Specifies which modules (typically found in the provided subdirectory, but also potentially submitted by students) are to be included at the next loadcode. This can be used for a variety of purposes, such as rewriting functions available for students, providing a required teachpack (or an equivalent, more testable alternate to a required teachpack), or providing equality testing functions.

(equal equal-fn)

Specifies a function that compares the result of running the student code and the expected value for equality. It must take two arbitrary values and produce a boolean. Care should be taken to ensure that, no matter what type of value is produced by the student code, this function never raises an exception. Note that this function will be evaluated in the context of the student evaluator. The default is equal?.

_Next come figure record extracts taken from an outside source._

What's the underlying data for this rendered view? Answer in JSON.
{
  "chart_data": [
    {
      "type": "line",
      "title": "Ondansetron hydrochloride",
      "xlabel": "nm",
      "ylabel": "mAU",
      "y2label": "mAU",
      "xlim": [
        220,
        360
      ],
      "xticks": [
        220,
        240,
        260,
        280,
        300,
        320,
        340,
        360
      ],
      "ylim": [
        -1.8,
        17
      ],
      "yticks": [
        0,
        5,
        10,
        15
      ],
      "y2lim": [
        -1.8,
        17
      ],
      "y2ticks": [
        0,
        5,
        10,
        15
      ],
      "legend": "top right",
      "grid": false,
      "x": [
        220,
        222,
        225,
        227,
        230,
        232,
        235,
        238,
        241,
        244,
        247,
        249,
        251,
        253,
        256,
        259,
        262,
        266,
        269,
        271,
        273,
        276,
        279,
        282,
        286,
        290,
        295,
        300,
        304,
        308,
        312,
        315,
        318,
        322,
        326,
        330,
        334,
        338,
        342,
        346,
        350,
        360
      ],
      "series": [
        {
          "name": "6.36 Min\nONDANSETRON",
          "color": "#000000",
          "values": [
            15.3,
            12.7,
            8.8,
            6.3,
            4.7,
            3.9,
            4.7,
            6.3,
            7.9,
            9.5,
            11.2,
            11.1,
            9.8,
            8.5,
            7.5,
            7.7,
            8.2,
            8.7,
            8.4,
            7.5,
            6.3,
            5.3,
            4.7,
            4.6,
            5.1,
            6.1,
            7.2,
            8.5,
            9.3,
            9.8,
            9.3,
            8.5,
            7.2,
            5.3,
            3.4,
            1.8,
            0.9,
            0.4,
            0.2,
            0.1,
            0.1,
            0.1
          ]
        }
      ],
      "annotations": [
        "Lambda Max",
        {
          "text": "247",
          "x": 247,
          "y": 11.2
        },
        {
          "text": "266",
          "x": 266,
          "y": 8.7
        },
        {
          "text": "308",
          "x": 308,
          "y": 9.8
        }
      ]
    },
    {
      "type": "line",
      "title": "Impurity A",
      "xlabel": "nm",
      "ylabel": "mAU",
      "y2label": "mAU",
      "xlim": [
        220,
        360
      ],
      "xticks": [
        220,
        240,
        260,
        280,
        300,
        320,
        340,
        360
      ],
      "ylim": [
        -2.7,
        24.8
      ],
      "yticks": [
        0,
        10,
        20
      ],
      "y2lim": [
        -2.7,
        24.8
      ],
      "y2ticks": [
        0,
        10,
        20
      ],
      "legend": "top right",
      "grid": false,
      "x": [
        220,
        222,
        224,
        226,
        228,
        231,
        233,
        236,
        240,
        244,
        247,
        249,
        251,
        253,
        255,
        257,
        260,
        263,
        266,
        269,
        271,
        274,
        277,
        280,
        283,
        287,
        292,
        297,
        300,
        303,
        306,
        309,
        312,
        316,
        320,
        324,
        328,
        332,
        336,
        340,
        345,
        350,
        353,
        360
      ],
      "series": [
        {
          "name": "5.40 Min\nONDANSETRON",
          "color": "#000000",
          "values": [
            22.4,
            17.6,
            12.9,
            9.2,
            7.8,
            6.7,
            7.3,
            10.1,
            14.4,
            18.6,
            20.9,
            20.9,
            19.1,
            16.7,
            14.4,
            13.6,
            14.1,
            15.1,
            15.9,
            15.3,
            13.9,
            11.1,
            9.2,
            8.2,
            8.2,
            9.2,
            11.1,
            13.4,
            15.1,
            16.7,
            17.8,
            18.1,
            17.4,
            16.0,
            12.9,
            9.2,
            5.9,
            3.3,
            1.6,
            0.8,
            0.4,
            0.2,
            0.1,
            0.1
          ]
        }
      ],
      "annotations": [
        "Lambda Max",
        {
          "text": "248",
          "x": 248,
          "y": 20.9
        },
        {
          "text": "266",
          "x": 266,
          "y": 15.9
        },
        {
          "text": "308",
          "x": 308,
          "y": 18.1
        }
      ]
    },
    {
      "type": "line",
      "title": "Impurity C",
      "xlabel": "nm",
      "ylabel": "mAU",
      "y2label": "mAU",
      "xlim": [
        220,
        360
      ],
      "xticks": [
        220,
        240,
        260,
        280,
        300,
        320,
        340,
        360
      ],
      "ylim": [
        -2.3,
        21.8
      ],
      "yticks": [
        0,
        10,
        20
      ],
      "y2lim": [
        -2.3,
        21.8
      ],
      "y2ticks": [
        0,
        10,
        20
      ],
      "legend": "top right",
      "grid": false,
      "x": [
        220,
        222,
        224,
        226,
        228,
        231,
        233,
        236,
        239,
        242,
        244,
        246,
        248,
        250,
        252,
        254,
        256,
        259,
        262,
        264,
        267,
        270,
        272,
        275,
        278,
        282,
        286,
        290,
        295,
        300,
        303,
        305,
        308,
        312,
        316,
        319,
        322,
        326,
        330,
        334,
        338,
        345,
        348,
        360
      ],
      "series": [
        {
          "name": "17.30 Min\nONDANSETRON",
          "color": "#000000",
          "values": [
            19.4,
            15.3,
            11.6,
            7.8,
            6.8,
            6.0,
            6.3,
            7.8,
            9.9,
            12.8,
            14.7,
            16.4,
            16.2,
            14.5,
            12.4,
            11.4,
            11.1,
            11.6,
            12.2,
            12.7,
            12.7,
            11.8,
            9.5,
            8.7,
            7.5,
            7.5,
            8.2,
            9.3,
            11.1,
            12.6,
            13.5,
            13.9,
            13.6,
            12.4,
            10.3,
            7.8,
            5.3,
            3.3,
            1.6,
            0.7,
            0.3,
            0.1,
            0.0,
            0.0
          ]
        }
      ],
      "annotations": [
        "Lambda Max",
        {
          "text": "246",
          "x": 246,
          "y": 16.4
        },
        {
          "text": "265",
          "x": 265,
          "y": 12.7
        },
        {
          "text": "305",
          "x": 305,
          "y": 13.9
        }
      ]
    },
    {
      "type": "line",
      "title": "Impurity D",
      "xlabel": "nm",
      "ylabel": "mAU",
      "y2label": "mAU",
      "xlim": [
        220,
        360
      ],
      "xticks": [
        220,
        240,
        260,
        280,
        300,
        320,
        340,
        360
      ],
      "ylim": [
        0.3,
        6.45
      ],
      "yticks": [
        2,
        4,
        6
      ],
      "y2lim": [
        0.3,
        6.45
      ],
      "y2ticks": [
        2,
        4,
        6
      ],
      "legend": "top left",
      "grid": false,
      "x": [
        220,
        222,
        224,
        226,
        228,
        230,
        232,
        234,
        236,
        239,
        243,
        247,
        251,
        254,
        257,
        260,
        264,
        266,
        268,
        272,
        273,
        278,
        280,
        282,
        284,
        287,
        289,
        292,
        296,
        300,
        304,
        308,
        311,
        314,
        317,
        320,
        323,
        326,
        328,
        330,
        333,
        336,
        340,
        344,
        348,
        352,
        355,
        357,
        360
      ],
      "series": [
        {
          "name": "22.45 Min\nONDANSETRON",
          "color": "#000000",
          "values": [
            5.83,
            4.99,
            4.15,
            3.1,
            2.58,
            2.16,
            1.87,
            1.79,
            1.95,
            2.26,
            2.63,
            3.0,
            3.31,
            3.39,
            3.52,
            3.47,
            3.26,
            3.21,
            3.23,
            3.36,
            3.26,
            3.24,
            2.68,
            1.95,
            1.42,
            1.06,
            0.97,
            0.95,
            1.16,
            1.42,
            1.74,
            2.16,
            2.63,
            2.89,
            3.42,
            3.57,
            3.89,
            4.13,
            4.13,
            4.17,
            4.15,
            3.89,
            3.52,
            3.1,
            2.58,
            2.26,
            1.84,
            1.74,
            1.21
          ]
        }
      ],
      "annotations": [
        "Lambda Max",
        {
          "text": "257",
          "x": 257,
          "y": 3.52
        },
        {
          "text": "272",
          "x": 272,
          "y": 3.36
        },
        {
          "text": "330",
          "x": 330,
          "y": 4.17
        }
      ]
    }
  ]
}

(expected expr1 ... exprN)

Specifies a series of expressions (typically only one) which will be evaluated and then compared to the result to determine if the test passed or failed. Note that if this is not specified, then the testing will assume that standard output is to be compared to the standard output of the model solution, using the command specified by the diff option.

(result expr)

Specifies a single S-expression, which will be evaluated in the student evaluator context to determine what the student code produced as the result of a test.

Note that all options above are read into BitterSuite in a module language context. Because of this, care should be taken with numbers; you generally need to be sure you are not accidentally supplying inexact numbers where you should not be. See SchemeRationalNumbers for details.

Relevant files

For backward compatibility with BitterSuite 2, and for consistency with the conventions in other languages, the files test.ss and test.scm are understood by the scheme language. They are completely equivalent to the options.ss and options.scm files, but typically would include information relevant to a particular test (desc, expected, and result).